I should be studying chem, for the quiz I have in an hour, or looking over my lab, or praying it doesn't rain becuase I have to clean the barn later. But what am I doing instead? I am... stressed. I need Maalox, and it's one of those moments, where I could probably drink a bottle of it, because this problem isn't going away with one sip. Funny, that's probably what he say... But it won't go away with a whole bottle, either...
You know, I have this thing about screwed up... things. I used to think it was just with animals- I mean, I walk into a barn or house, and for some reason, I can always pick out the most fucked up animal there, and given enough time and free will, make friends with it, and usualy retame it.

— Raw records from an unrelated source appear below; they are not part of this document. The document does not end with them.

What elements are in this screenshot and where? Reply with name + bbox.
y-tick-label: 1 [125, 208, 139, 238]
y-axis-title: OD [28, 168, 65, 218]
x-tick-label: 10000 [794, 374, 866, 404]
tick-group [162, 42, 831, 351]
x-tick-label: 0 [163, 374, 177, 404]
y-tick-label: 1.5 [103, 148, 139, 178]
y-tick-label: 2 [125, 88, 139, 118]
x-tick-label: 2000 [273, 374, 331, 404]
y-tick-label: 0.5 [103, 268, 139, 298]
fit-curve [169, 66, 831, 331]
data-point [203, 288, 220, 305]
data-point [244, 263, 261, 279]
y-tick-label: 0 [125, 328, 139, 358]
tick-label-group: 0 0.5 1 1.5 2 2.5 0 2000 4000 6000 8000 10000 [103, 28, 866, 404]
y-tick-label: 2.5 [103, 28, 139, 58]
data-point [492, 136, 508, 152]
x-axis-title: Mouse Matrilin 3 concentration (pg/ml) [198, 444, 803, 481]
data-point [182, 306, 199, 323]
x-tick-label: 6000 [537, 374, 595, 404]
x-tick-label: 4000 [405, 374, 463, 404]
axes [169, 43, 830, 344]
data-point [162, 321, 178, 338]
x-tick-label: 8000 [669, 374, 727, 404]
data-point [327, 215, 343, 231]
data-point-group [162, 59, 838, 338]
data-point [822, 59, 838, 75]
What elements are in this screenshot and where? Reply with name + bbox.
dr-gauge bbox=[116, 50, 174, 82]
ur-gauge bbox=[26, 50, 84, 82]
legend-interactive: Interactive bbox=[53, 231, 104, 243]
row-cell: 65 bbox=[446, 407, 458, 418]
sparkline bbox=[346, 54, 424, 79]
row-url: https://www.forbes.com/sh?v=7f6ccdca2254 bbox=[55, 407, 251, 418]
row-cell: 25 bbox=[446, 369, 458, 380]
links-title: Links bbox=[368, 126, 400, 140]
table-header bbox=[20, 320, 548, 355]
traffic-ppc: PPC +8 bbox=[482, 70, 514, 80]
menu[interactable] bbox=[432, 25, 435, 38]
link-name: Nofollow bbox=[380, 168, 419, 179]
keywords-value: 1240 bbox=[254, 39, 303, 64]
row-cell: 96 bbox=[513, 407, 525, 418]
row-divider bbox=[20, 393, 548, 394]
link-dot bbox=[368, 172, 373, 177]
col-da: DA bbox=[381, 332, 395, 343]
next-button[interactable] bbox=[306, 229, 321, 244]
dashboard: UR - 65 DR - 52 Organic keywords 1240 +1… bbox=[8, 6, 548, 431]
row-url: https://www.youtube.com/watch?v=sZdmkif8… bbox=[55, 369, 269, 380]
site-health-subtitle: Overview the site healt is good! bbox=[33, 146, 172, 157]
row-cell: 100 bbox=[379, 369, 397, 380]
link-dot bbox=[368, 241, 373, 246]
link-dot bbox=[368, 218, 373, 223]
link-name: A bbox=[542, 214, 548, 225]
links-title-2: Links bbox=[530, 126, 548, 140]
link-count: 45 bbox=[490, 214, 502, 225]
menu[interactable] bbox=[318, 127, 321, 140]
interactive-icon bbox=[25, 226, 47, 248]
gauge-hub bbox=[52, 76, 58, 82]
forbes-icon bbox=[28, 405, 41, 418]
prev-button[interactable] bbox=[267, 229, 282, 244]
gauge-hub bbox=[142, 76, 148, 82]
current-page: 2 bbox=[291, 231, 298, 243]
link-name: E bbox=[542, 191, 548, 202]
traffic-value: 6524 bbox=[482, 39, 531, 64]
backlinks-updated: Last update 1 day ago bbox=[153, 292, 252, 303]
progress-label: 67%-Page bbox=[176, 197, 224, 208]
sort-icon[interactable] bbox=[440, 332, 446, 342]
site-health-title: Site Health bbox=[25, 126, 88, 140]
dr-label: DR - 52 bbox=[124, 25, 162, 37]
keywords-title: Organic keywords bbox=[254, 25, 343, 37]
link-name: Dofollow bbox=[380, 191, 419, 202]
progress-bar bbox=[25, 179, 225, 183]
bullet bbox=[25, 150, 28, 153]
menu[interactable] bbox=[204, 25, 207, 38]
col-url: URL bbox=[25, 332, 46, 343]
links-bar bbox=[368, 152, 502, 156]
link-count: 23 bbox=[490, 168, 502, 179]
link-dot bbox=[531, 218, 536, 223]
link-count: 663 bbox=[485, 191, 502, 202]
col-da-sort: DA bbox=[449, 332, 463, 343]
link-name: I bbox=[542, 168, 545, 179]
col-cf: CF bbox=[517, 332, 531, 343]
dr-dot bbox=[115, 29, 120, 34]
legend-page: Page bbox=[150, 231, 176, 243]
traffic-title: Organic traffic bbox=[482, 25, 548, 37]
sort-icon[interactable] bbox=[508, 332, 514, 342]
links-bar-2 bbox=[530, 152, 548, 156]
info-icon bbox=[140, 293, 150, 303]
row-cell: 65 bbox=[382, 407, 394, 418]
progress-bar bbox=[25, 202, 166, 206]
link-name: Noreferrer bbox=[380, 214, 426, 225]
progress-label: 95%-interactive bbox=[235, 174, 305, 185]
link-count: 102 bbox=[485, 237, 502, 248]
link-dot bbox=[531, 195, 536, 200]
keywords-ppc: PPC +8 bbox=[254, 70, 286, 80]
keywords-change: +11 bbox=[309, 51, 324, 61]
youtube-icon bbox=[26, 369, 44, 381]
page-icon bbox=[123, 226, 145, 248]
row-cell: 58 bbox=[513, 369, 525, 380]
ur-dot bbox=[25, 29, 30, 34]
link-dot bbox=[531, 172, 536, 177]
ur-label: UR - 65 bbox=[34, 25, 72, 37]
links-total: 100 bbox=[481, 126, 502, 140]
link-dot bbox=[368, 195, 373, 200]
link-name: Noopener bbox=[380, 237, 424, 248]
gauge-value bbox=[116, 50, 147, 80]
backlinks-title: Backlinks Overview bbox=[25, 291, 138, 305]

But, it's with people, too... But I'm not good at taming people. I tend to jsut sit there and stare, and think to myself, "I wish I could do somehting to make you feel better,but what?" Because unlike an animal, it doesn't take a little time and lots of kindness and patience. Peoeple take all that and sooooo much more.
Crystal and I had this discussion about Cheetah... And we decided the reason why I feel myself attracted to fucked up people, is because I'm really, really fucked up on some level. This isn't a joke, do I sound like I'm joking? I'm dead serious. What I mean is, There is some part of me that feels like everything I do isn't real, isn't the real me, isn't who I am. And if I ever let out that side of me, people would automatically shun and disparage(Is that the right word? It sounded good...) me. And so... I keep it tied back. But anyway... We decided that for some reason, these things migrate toward me because they can feel it- that fucked up spot- and they recognize it, but they can also feel that I learned how to deal with it... successfully. They're curious, on a deep-down level.
So anyway... I hate watching people who I love, for whatever reason, be sofucked up. I know everyone's got a spot of screwyness, but I hate the -real- fucked up parts. And the fact that I jsut watched one of the people I would definitely call a friend, for no other reason than the fact that he makes me very happy, be so fucked up... it's weighing heavily on my heart. Because I want to help, and I can't.
And I htink I need to get my arse moving.. class in 15 minutes and I ahven't gottten dressed yet! AHHHHHH!!!